Ruhani ayrıyeten Almanya, Fransa ve İngiltere’nin faaliyete geçirdiği mali düzenek INSTEX’e de tenkit yönelterek “Bu içi boş bir kanal.” sözünü kullandı.

Trump’ın “İran ateşle oynuyor” tenkidine “O ateşi siz yaktınız, siz söndürün” yanıtı

İran Cumhurbaşkanı Manevî, ABD Lideri Donald Trump’ın “İran ateşle oynuyor” tenkidine ise “O ateşi siz yaktınız, siz söndürün. Madem ateş ile oynamanın makus olduğunu düşünüyorsunuz neden yaktınız o ateşi? O ateşi söndürmek de sizin elinizde.” yanıtını verdi.

BMGK’nın 5 daimi üyesi ve Almanya ile İran ortasında 2015’te imzalanan Kapsamlı Ortak Hareket Planı (KOEP) olarak isimlendirilen nükleer mutabakat, Tahran’a yüzde 3,67 oranında uranyum zenginleştirme faaliyetini sürdürme hakkı veriyor. Muahede çerçevesinde İran, en çok 300 kilogram uranyumu elinde tutabiliyor.

Anlaşma İran’a 300 kilogramın üzerindeki uranyumu milletlerarası piyasada satarak karşılığında doğal uranyum alabilme imkanı tanıyor.

İran ayrıyeten mutabakata nazaran, ağır su stokunu 130 tonun altında tutmak zorunda ve aşımı halinde ülke dışına çıkarmakla yükümlü bulunuyor.
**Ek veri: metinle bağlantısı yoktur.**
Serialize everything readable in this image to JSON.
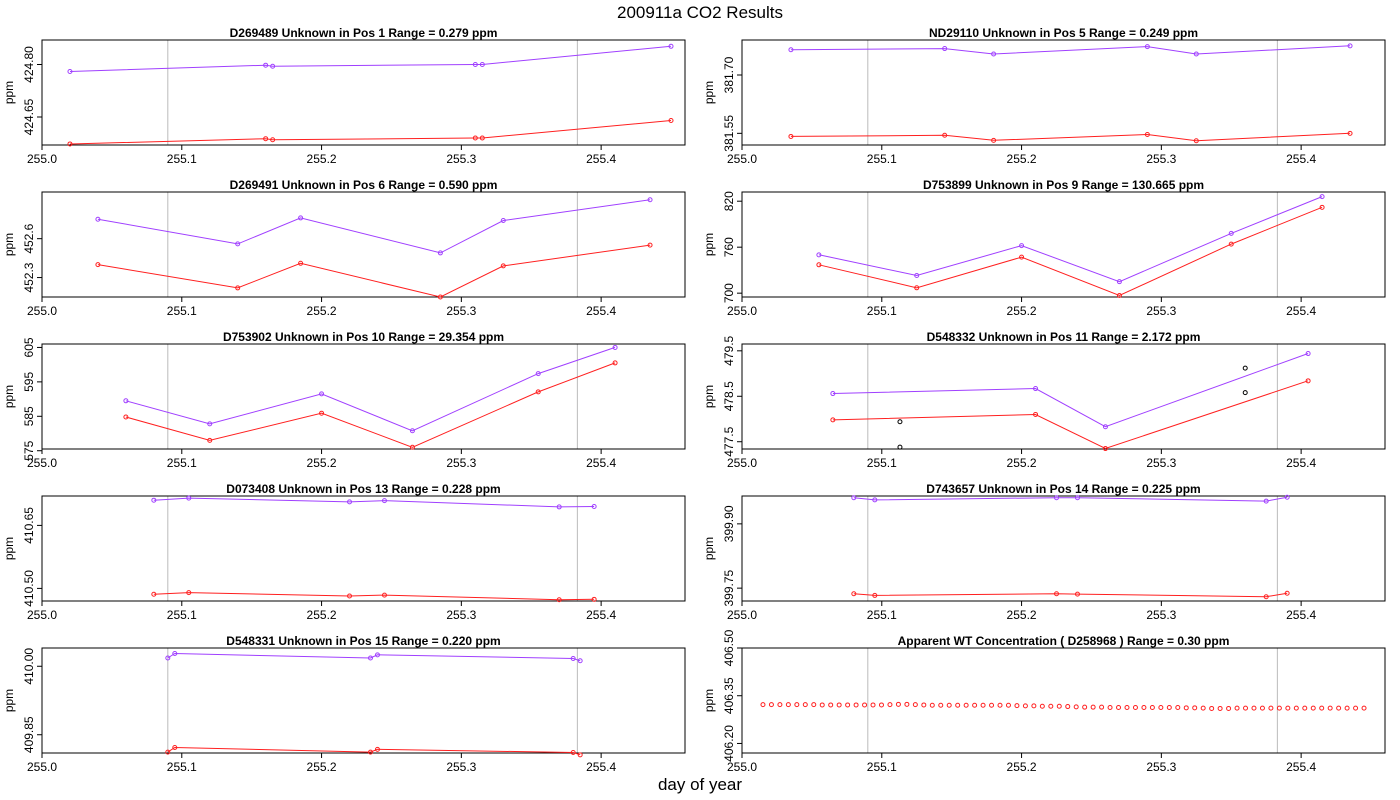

İran, nükleer mutabakat metninde, “Yaptırımların geri getirilmesi halinde ya da taraflardan birinin mutabakattaki sorumluluklarını yerine getirmediği durumda İran’ın nükleer mutabakattaki yükümlülüklerini büsbütün ya da kısmen durdurabileceğini” tabir eden 26 ve 36’ncı maddeyi temel aldığını belirtiyor.

ABD idaresi, nükleer muahededen Mayıs 2018’de tek taraflı çekilerek İran’a yönelik yaptırımları geri getirmişti.